The Albanian, entirely regardless of the number of the escort and the authority of government servants, became more persistent in his commands, and the guards lost patience and threatened to arrest him and take him before the Mudir of the town that lay a little further on. “The Mudir,” scornfully repeated the mountaineer, “and who told you that I recognize the authority of the Mudir?” Then taking his long gun from his shoulder, he held it up and said, “This is my authority, and no other can influence me or acquire any power over me!”

The social relations of the Albanians are limited to two ideas, Vendetta and bessa (peace).

In cases of personal insult or offence the vendetta is settled on the spot. Both parties stand up, the insulted full of indignation and thirsting for revenge, the offender repentant, perhaps, or persistent. The aggrieved person, even in the former case, seldom yields to persuasion or softens into forgiveness; he draws a brace of pistols and presents them to his antagonist to make his choice. The little fingers of their left hands are linked together and they fire simultaneously. A survivor is rare in such cases, and the feud thus caused between the relatives of both parties is perpetuated from generation to generation.

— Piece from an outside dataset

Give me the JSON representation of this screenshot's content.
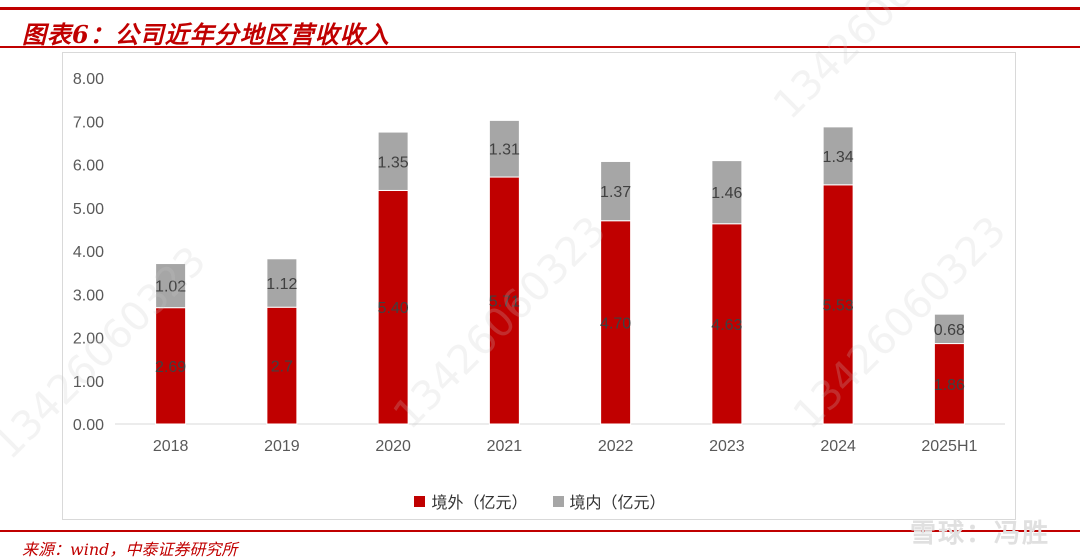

It takes very little to provoke these terrible blood-feuds, and one or two instances that have come under my direct notice will suffice to give an idea of their nature and the violence with which real or fancied insult is avenged.

One happened while I was at Uskup. The cause was nothing more weighty than a contention between two Albanian sportsmen, who were disputing the possession of a hare that each maintained he had shot. The dispute became so violent that a duel was resorted to as the only way to settle it. It came off on the common in the presence of the combatants’ relatives and friends, who joined in the quarrel; and a general battle ensued, in which the women fought side by side with their husbands and brothers. A girl of seventeen, a sister of one of the two sportsmen, fought with the courage of a heroine, and with a success worthy of a better cause. Fourteen victims fell on that day. The Governor of Uskup, who related the story to me, said that he despaired of ever seeing these savage people yield to the influence of their more refined neighbors, or become entirely submissive to the Sultan’s government. But great changes have taken place since then with respect to their submission to the Porte. The Government is now able almost safely to send governors and sub-governors into Albania to collect taxes from such as choose to pay them, and even draw a certain number of recruits from the most turbulent and independent districts.

Another of these lamentable blood-feuds happened in Upper Dibra, and was witnessed by one of my friends then living there.

It originated in two lads at the village fountain throwing stones and breaking the pitcher of an Albanian girl who had come to fetch water. This was considered an insult to her maidenhood and was at once made the cause of a serious quarrel by the friends of the two parties. A fight ensued in which no less than sixty people lost their lives. Women’s honor is held in such high esteem in these wild regions that so trivial an accident suffices to cause a terrible destruction of life.

Albanian women are generally armed, not for the purpose of self-defence—no Albanian would attack a woman in his own country—but rather that they may be able to join in the brawls of their male relatives, and fight by their side. The respect entertained for women accounts for a strange custom prevalent among Albanians—that of offering to strangers who wish to traverse their country the escort of a woman. Thus accompanied, the traveller may proceed with safety into the most isolated regions without any chance of harm coming to him.